This time there was no showboating for the cameras – or dark and prolonged nights of the soul. Instead, on a heartwarming afternoon at the Genting Snow Park, the Winter Olympics witnessed the greatest redemption story in its history.
For 16 years Lindsey Jacobellis has been known as the snowboarder who was miles clear of the Turin 2006 Olympics board cross final – until she fell on the penultimate jump while showing off by taking a celebratory grab of her board. It was an act of reverse alchemy that turned gold into silver, and led to her spending years trying to process and neuter what had happened. Yet somehow, in her fifth Olympics, the American sprung a considerable shock by finally winning a gold medal at the ripe age of 36.
For good measure, her gold in the snowboard cross was also the United States’ first of these Games. “If you look at the start list, I was at high school when some of these girls were born,” she said. “But I think I’m just a competitor, I have been since I was little. It was just always this fire I had inside of me.” And how it raged and burned on Wednesday. As Jacobellis motored towards the finish in the final, she could hear the French boarder Chloé Trespeuch closing. But this time she wasn’t going to let gold slip painfully away.
Afterwards she conceded that without that mistake in 2006 she may never have won gold in Beijing. “Probably not, and I probably would have quit the sport at that point because I wasn’t really having fun with it,” she said. “There was so much pressure on me to be the golden girl. I’d won so many races going into it and it’s a lot for a young athlete to have on their plate.”

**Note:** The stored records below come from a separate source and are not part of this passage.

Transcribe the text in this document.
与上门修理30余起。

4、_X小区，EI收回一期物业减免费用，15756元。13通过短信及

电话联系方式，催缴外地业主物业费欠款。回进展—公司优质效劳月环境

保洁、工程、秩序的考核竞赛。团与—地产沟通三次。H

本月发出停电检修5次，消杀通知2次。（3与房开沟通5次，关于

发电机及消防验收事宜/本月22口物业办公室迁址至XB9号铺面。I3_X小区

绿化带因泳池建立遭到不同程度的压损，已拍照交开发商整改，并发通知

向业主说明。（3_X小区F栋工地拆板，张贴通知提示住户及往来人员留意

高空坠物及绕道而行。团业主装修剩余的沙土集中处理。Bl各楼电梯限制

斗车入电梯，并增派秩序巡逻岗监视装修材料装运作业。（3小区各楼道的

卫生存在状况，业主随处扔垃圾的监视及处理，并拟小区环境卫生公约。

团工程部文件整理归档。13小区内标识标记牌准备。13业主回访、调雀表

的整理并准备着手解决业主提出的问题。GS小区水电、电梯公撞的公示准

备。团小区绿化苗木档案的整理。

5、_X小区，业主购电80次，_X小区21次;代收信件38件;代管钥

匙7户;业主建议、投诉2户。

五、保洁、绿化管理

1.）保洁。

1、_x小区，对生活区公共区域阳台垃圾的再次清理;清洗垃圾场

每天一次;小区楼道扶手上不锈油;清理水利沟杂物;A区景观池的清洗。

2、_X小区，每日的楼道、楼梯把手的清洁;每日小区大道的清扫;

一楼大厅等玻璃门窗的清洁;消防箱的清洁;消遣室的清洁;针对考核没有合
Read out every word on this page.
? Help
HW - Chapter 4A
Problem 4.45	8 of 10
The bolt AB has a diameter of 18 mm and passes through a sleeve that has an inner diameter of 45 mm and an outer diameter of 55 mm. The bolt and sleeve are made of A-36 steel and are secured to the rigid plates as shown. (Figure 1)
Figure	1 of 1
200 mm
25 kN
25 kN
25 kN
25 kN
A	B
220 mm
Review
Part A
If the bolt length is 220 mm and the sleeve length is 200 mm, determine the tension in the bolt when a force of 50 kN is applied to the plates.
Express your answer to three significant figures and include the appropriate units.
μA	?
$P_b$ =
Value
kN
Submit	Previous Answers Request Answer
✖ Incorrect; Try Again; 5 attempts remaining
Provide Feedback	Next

As Jacobellis crossed the line this time around, Britain’s supposed banker for the Games, Charlotte Bankes, was still in tears after suffering a shock quarter-final exit. The 26-year-old, who had been widely tipped to add the Olympic title to her 2021 world crown, looked to be in control before losing speed when she skidded wide on a turn and slipped from first to third.
She was unable to recover, and after missing out on the semi-finals by 0.03sec looked shellshocked. “It’s a tough day for me, we didn’t come here for this,” she said, as she tried to come to terms with what had happened. “Honestly, I didn’t feel much more pressure than any other World Cup this season. Unfortunately I just didn’t do the race I wanted today and it’s frustrating to do that at the Olympics.”
Bankes maintained that she had no regrets after switching allegiances from France to Britain in 2018. “No, I’ve never thought back about that, and I’m just super happy for the support I’ve had,” she said. “I wouldn’t be here if I hadn’t made that choice.”
Optimism also turned to disappointment for Britain later, as the speed skater Farrell Treacy rode his luck to reach the final of the men’s 1500m short-track before finishing ninth in a race won by Hwang Dae-heon of South Korea. Treacy, who was late arriving at the Games after battling coronavirus, nudged through his quarter-final and was then advanced again after two of his rivals were penalised in their semi-final race. But he looked spent as he finished way down the field.
It meant Britain still had a blank slate of medals after five days of these Games. However, the UK Sport chair, Katherine Grainger, said it was too early to panic. “We still have high hopes for the men’s and women’s curling teams, we’ve got the skeleton to come, plenty more on the snow, so I think we’ll still see Team GB deliver,” she said.
“We’re only day five. I was out in Pyeongchang and it was day seven before we saw a medal, so we’re not panicking yet,” said Grainger, who revealed in January that UK Sport had set a target of between three and seven medals at the Games.
But this day was mostly about Jacobellis, a five-time snowboard cross world champion, who finally secured the ultimate prize. Many had written the American off – not surprisingly given that she had failed to medal at the Pyeongchang, Sochi and the Vancouver Olympics. Instead she became the oldest Olympic medallist in any snowboarding event.
Afterwards she said that when she got to the start line of the final, she felt unusually calm, and that allowed her to banish 2006 from her mind. “They can keep talking about it all they want,” she said. “Because it really shaped me into the individual that I am. It kept me hungry and really helped me to keep fighting in the sport.”